How many mL of 0.100M HCl are needed to neutralize 49.0mL of 0.104M Ba(OH)2 solution?
Ba(OH)2 + 2HCl ==> 2H2O + BaCl2
mols Ba(OH)2 = M x L = ?
Convert mols Ba(OH)2 to mols HCl using the coefficients in the balanced equation. mols HCl = twice mols Ba(OH)2.
M HCl = mols HCl/L HCl.
Solve for L and convert to mL.
To find the answer, we can use the concept of stoichiometry and the balanced chemical equation for the reaction between HCl and Ba(OH)2.
The balanced chemical equation for the reaction is as follows:
2 HCl + Ba(OH)2 -> BaCl2 + 2 H2O
From the equation, we can see that the ratio between HCl and Ba(OH)2 is 2:1. This means that for every 2 moles of HCl, we need 1 mole of Ba(OH)2.
First, let's find the number of moles of Ba(OH)2 in 49.0 mL of 0.104M Ba(OH)2 solution:
moles of Ba(OH)2 = volume (in L) x concentration (in mol/L)
= 49.0 mL x (1 L / 1000 mL) x 0.104 mol/L
= 0.005096 moles
Since the ratio of HCl to Ba(OH)2 is 2:1, we need half as many moles of HCl as moles of Ba(OH)2.

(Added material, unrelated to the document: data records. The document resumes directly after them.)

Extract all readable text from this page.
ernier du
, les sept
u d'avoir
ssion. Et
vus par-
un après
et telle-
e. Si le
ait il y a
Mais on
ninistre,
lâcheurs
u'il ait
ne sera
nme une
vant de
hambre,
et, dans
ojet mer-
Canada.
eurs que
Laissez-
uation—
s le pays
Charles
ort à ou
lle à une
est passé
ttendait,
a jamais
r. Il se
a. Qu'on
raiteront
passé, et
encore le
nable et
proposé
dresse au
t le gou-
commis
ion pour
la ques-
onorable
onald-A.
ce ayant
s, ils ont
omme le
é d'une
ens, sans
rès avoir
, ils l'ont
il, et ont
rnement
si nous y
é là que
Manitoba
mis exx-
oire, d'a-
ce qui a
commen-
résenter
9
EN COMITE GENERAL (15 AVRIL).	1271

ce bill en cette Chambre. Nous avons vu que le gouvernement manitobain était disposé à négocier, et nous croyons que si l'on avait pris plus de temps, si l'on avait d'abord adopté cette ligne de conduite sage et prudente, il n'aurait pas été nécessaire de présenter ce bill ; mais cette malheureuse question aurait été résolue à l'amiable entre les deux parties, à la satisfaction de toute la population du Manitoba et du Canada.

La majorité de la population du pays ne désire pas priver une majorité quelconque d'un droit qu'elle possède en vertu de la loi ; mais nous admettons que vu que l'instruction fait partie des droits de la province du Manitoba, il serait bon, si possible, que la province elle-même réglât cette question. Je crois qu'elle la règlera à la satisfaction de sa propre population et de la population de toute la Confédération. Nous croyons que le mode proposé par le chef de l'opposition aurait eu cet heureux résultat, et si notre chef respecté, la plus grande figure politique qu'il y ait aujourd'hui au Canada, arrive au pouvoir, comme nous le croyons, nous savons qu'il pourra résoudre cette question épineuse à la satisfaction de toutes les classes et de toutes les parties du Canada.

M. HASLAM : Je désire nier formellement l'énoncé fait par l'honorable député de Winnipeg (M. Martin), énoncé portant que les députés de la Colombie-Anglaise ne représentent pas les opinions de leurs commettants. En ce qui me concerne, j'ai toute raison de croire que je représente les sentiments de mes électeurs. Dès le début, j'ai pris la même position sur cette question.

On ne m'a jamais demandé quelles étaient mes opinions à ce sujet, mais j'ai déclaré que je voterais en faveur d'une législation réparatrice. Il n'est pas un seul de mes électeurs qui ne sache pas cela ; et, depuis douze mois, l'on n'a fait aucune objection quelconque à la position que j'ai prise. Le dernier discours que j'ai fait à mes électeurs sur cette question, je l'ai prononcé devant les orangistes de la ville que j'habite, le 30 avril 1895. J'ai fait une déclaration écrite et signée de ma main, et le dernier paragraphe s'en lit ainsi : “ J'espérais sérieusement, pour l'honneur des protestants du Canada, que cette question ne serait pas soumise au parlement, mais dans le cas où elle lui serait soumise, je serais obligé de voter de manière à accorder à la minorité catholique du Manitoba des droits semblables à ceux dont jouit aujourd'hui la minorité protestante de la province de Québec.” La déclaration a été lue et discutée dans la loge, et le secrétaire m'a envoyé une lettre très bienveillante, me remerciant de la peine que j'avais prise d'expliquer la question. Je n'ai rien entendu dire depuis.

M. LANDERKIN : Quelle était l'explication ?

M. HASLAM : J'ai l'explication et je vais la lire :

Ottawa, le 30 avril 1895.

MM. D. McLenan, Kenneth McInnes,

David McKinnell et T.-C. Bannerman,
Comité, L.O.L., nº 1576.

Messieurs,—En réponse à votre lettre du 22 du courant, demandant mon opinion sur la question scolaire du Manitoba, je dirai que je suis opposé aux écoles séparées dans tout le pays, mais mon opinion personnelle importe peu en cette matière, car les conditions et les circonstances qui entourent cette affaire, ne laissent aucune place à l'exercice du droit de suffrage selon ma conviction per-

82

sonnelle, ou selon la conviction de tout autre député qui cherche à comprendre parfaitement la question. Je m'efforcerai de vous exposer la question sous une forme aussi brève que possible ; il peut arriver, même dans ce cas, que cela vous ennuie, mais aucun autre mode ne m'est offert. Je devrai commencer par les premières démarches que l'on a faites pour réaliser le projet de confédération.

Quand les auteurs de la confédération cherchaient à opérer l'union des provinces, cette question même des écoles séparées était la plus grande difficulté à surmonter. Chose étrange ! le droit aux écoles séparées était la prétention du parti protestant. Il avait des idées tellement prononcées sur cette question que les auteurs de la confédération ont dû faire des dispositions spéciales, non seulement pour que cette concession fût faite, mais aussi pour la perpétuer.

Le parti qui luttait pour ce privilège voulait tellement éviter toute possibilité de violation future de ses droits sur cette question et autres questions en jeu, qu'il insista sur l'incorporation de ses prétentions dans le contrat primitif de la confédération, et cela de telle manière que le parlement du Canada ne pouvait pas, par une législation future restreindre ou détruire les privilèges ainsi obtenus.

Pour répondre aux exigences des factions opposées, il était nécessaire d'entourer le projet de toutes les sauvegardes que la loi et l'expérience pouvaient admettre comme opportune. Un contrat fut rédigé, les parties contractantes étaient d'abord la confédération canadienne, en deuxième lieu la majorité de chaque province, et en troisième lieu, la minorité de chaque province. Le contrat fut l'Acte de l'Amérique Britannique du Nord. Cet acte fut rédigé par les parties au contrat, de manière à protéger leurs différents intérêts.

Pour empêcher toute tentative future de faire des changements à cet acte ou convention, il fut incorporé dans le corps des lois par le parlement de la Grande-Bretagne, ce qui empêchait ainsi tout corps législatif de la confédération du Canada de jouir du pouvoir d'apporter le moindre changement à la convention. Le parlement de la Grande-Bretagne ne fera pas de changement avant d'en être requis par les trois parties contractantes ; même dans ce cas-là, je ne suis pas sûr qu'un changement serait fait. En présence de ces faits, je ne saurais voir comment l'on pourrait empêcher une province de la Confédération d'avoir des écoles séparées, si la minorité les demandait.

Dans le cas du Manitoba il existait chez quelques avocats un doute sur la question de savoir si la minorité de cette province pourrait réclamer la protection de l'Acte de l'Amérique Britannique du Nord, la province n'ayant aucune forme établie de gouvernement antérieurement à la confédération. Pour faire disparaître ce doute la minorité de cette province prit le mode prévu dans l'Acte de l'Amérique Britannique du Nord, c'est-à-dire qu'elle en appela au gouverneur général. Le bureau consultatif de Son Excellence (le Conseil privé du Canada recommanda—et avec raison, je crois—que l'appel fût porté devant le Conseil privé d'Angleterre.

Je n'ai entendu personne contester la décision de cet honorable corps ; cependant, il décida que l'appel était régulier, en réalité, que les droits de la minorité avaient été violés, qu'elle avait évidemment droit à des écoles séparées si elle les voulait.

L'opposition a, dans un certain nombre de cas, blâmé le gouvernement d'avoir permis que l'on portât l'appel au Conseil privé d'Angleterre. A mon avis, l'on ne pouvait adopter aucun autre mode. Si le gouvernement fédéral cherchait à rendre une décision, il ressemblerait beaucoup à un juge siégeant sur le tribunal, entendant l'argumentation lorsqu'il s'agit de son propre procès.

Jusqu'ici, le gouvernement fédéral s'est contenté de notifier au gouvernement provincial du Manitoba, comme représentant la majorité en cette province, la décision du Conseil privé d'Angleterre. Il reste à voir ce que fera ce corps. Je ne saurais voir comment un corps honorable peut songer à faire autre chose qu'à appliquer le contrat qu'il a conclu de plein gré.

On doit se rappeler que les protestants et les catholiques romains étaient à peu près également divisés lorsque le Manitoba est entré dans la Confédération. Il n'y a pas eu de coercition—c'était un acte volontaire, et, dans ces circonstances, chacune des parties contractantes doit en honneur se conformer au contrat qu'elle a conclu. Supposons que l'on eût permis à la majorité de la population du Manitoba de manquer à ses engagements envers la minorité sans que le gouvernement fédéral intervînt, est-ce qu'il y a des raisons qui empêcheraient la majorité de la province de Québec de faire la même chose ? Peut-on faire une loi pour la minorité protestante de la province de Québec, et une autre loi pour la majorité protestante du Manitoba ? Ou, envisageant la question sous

moles of HCl = 0.005096 moles / 2
= 0.002548 moles
Now, we can determine the volume of 0.100M HCl solution needed to neutralize this amount of moles:
volume (in L) = moles / concentration
= 0.002548 moles / 0.100 mol/L
= 0.02548 L
Finally, convert the volume to milliliters:
volume (in mL) = 0.02548 L x (1000 mL / 1 L)
= 25.48 mL
Therefore, 25.48 mL of 0.100M HCl solution is needed to neutralize 49.0 mL of 0.104M Ba(OH)2 solution.